Equation (7) is straightforward for calculation of the number of comparison pairs that need to be tested when γ = FNMR. It is less so when interest centers on γ = FMR. This is because for FNMR the number of comparison pairs translates to the number of individuals, while for FMR the number of comparison pairs is not proportional to the number of individuals. If all cross-comparisons are used to estimate FMR, then one can replace n with n  ∗ (n  ∗  −  1) in (7). In that case n  ∗  will be the number of individuals that need to be tested.

Sample Selection

Once the number of individuals to be selected is determined, another important step is to specify the target population of individuals to whom statistical inference will be made. Having done so, a sample would ideally be drawn from that group. However, this is not possible often. The next course of action is to specify a sample that is as demographically similar to the target population as possible. The group of individuals that will compose the sample is often referred to as the “volunteer crew” or simply the “sample crew”, Mansfield and Wayman [5]. The more similar the sample crew is to the target population the more probable it will be that the estimates based upon the sample crew will be applicable to the target population. Often the sample crew is chosen to be a convenience sample, Hahn and Meeker [1]. Methodology for best selecting the sample crew is an open area of research in biometrics.

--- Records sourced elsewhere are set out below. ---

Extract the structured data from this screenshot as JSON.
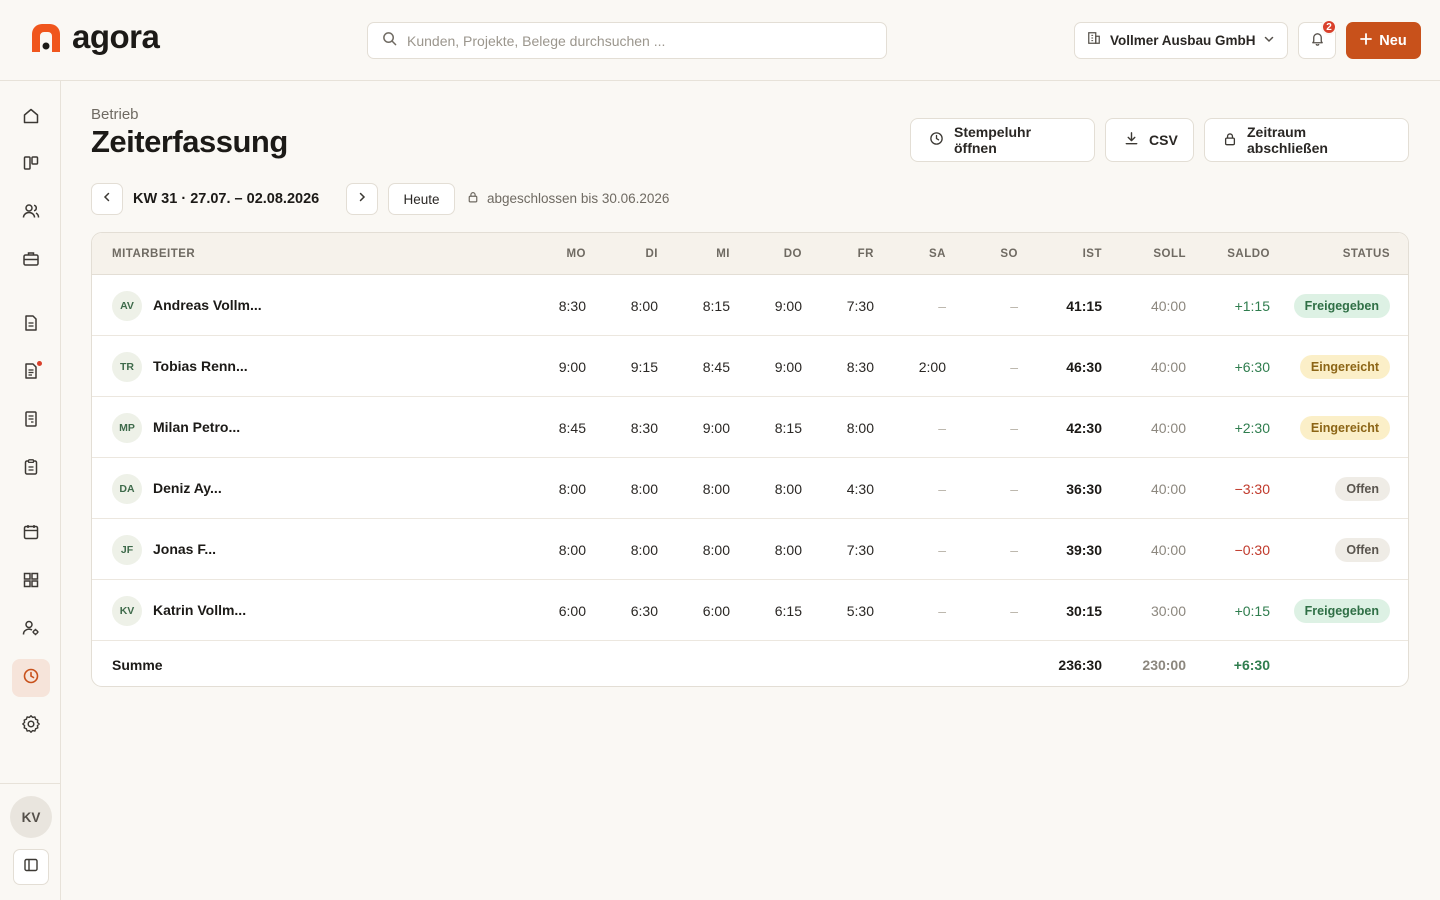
{
  "app": {
    "logo_text": "agora"
  },
  "search": {
    "placeholder": "Kunden, Projekte, Belege durchsuchen ..."
  },
  "company": {
    "name": "Vollmer Ausbau GmbH"
  },
  "notifications": {
    "count": "2"
  },
  "new_button": {
    "label": "Neu"
  },
  "sidebar": {
    "items": [
      {
        "icon": "home-icon"
      },
      {
        "icon": "board-icon"
      },
      {
        "icon": "users-icon"
      },
      {
        "icon": "briefcase-icon"
      },
      {
        "icon": "document-icon"
      },
      {
        "icon": "invoice-icon",
        "notification": true
      },
      {
        "icon": "receipt-icon"
      },
      {
        "icon": "clipboard-icon"
      },
      {
        "icon": "calendar-icon"
      },
      {
        "icon": "grid-icon"
      },
      {
        "icon": "user-settings-icon"
      },
      {
        "icon": "clock-icon",
        "active": true
      },
      {
        "icon": "gear-icon"
      }
    ],
    "user_initials": "KV"
  },
  "page": {
    "breadcrumb": "Betrieb",
    "title": "Zeiterfassung",
    "actions": {
      "clock": "Stempeluhr öffnen",
      "csv": "CSV",
      "close_period": "Zeitraum abschließen"
    }
  },
  "week": {
    "label": "KW 31 · 27.07. – 02.08.2026",
    "today": "Heute",
    "locked_text": "abgeschlossen bis 30.06.2026"
  },
  "table": {
    "headers": {
      "employee": "MITARBEITER",
      "mo": "MO",
      "di": "DI",
      "mi": "MI",
      "do": "DO",
      "fr": "FR",
      "sa": "SA",
      "so": "SO",
      "ist": "IST",
      "soll": "SOLL",
      "saldo": "SALDO",
      "status": "STATUS"
    },
    "rows": [
      {
        "initials": "AV",
        "name": "Andreas Vollm...",
        "mo": "8:30",
        "di": "8:00",
        "mi": "8:15",
        "do": "9:00",
        "fr": "7:30",
        "sa": "–",
        "so": "–",
        "ist": "41:15",
        "soll": "40:00",
        "saldo": "+1:15",
        "status": "Freigegeben"
      },
      {
        "initials": "TR",
        "name": "Tobias Renn...",
        "mo": "9:00",
        "di": "9:15",
        "mi": "8:45",
        "do": "9:00",
        "fr": "8:30",
        "sa": "2:00",
        "so": "–",
        "ist": "46:30",
        "soll": "40:00",
        "saldo": "+6:30",
        "status": "Eingereicht"
      },
      {
        "initials": "MP",
        "name": "Milan Petro...",
        "mo": "8:45",
        "di": "8:30",
        "mi": "9:00",
        "do": "8:15",
        "fr": "8:00",
        "sa": "–",
        "so": "–",
        "ist": "42:30",
        "soll": "40:00",
        "saldo": "+2:30",
        "status": "Eingereicht"
      },
      {
        "initials": "DA",
        "name": "Deniz Ay...",
        "mo": "8:00",
        "di": "8:00",
        "mi": "8:00",
        "do": "8:00",
        "fr": "4:30",
        "sa": "–",
        "so": "–",
        "ist": "36:30",
        "soll": "40:00",
        "saldo": "−3:30",
        "status": "Offen"
      },
      {
        "initials": "JF",
        "name": "Jonas F...",
        "mo": "8:00",
        "di": "8:00",
        "mi": "8:00",
        "do": "8:00",
        "fr": "7:30",
        "sa": "–",
        "so": "–",
        "ist": "39:30",
        "soll": "40:00",
        "saldo": "−0:30",
        "status": "Offen"
      },
      {
        "initials": "KV",
        "name": "Katrin Vollm...",
        "mo": "6:00",
        "di": "6:30",
        "mi": "6:00",
        "do": "6:15",
        "fr": "5:30",
        "sa": "–",
        "so": "–",
        "ist": "30:15",
        "soll": "30:00",
        "saldo": "+0:15",
        "status": "Freigegeben"
      }
    ],
    "summary": {
      "label": "Summe",
      "ist": "236:30",
      "soll": "230:00",
      "saldo": "+6:30"
    }
  },
  "colors": {
    "accent": "#c8511b",
    "positive": "#2f7d4e",
    "negative": "#c0392b",
    "status_freigegeben": "#ddf1e4",
    "status_eingereicht": "#fbefc8",
    "status_offen": "#efece6"
  }
}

One useful tool for extrapolation from estimates based upon the “crew” is post-stratification. Poststratificati​on is a statistical tool for weighting a sample representation after the sample has been taken so that resulting estimates reflect the known population. Suppose that, there are H non-overlapping demographic groups of interest, or strata, and n h individuals have been sampled from among the N h total individuals in each strata. Further suppose that estimates of the error rate, \(\hat{{\gamma }}_{h}\), from each of the strata are known. Then a poststratified estimate of the error rate is
$$\hat{{\gamma }}_{ps} ={{\sum \limits_{h=1}^{H} {{n}_{h}\over { N}_{h}}\hat{{\gamma }}_{h}}}.$$
(8)
An estimate of the variability of the predicted error rate is
$$\hat{V }[\hat{{\gamma }}_{ps}] ={ {\sum \limits_{h=1}^{H}{\left( {{n}_{h}\over { N}_{h}}\right)}^{2}\hat{V }[\hat{{\gamma }}_{ h}],}}$$
(9)
where \(\hat{V }[\hat{{\gamma }}_{h}]\) can be calculated using the equation found above. A (1 − α) × 100% poststratification confidence interval for the process error rate can then be made using
$$\hat{{\gamma }}_{ps} \pm {z}_{\alpha /2}\sqrt{\hat{V }[\hat{{\gamma }}_{ps } ]}.$$
(10)
As above, use of the Gaussian distribution here is justified by the fact that the estimated error rate, \(\hat{{\gamma }}_{ps}\), is a linear combination of random variables.

Summary

Testing and evaluation of biometric devices is a difficult undertaking. Two crucial elements of this process are the selection of the number of individuals from whom to collect data and the selection of those individuals. Determining the number of individuals to test can be calculated based on (7). To obtain the number of individuals that need to be tested, some process quantities need to be specified. These specification can be based on previous studies, pilot studies or on qualified approximations. Selection of the “crew” for a study is a difficult process. Ideally a sample from the target population is the best, but a demographically similar “crew” is often more attainable. The inference from a demographically similar crew can be improved by the use of poststratification.